Places where I host my other images:
Flickr | Instagram
Equipment:
TPO 6" F/4 Imaging Newtonian
Orion Sirius EQ-G
ZWO ASI1600MM-Pro
Skywatcher Quattro Coma Corrector
ZWO EFW 8x1.25"/31mm
Astronomik LRGB+CLS Filters- 31mm
Astrodon 31mm Ha 5nm, Oiii 3nm, Sii 5nm
Agena 50mm Deluxe Straight-Through Guide Scope
ZWO ASI-290mc for guiding
Moonlite Autofocuser
Acquisition: 110 hours 15 minutes (Camera at -15°C)
Ha - 212x600"
Oiii - 428
L - 200x120"
R - 69x60" 69 71 66
G - 71x60"
B - 66x60"
Darks- 30
Flats- 30 per filter
Capture Software:
PixInsight Preprocessing:
BatchPreProcessing
StarAlignment
Blink
ImageIntegration per channel
DrizzleIntegration (2x, Var β=1.5)
Dynamic Crop
DynamicBackgroundExtraction
**Narrowband Linear:
Honestly just StarXterminator and EZ soft stretch to bring them nonlinear.

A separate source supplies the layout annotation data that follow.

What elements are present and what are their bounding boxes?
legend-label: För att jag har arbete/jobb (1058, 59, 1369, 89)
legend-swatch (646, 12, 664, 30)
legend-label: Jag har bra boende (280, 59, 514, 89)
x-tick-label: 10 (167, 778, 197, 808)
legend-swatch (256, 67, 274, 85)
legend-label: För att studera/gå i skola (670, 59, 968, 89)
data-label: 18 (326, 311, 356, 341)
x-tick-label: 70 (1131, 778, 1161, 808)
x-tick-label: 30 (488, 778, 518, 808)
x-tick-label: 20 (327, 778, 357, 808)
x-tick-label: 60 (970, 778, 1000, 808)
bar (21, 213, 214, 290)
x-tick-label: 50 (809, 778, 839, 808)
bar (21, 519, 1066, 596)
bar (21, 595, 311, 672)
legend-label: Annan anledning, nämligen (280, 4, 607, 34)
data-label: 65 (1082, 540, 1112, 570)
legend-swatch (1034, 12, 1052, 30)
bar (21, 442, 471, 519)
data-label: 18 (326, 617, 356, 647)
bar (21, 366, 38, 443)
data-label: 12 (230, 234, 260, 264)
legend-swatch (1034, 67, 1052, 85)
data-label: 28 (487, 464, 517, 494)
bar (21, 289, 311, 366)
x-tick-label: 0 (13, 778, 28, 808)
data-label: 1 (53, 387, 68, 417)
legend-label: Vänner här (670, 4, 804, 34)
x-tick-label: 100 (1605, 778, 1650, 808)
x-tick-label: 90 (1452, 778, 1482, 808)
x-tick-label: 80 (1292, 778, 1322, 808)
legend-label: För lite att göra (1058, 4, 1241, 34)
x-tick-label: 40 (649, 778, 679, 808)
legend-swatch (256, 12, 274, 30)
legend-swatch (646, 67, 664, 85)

Duplicated the Oiii before stretching to be used for advanced narrowband combination:
Oiii advaned narrowband combination:
Combine Oiii with Green broadband channel channel (OGG palette)
BackgroundNeutralization
ColorCalibration
StarXterminator to completely remove stars
PixelMath to subtract green continuum spectrum, leaving just Oiii signal
HistogramTransformation to stretch nonlinear
NoiseXterminator + a little concolution
CurvesTransformation to adjust black point/contrast
Clone stamp to remove a couple background artifacts
image saved as 'NB', to be combined later on in nonlinear processing
RGB Linear:
SpectroPhotometricColorCalibration
BlurXTerminator
HSV Repair
StarXterminator to make a stars-only image
ArcsinhStretch + Histogram transformation to bring stars nonlinear
Nonlinear processing:
Background Neutralization
Shitloads of Curve Transformation to adjust lightness, saturation, contrast, hues, etc with various masks
LocalHistogramEqualization
Added in NB image from earlier per the advanced narrowband guide
HistogramTransformation to adjust the black point
More curves
MLT for medium scale noise reduction in the squid
ColorSaturation to slightly desaturate the red nebulas
NoiseXterminator
Even more curves
Pixelmath to add in the stretched stars only image from earlier
Guess what more curves
Another round of NoiseXterminator
MLT for some small scale chrominance noise reduction
Few more slight ColorSaturation adjustments
Resample to 60%
Annotation
The amount of details you've shared about your process is insane. Mad props to you!
And a big shout-out to your tenacity. Spending 110 hours collecting data takes a level of dedication that makes me jealous.
Please accept warmest regards from this internet stranger.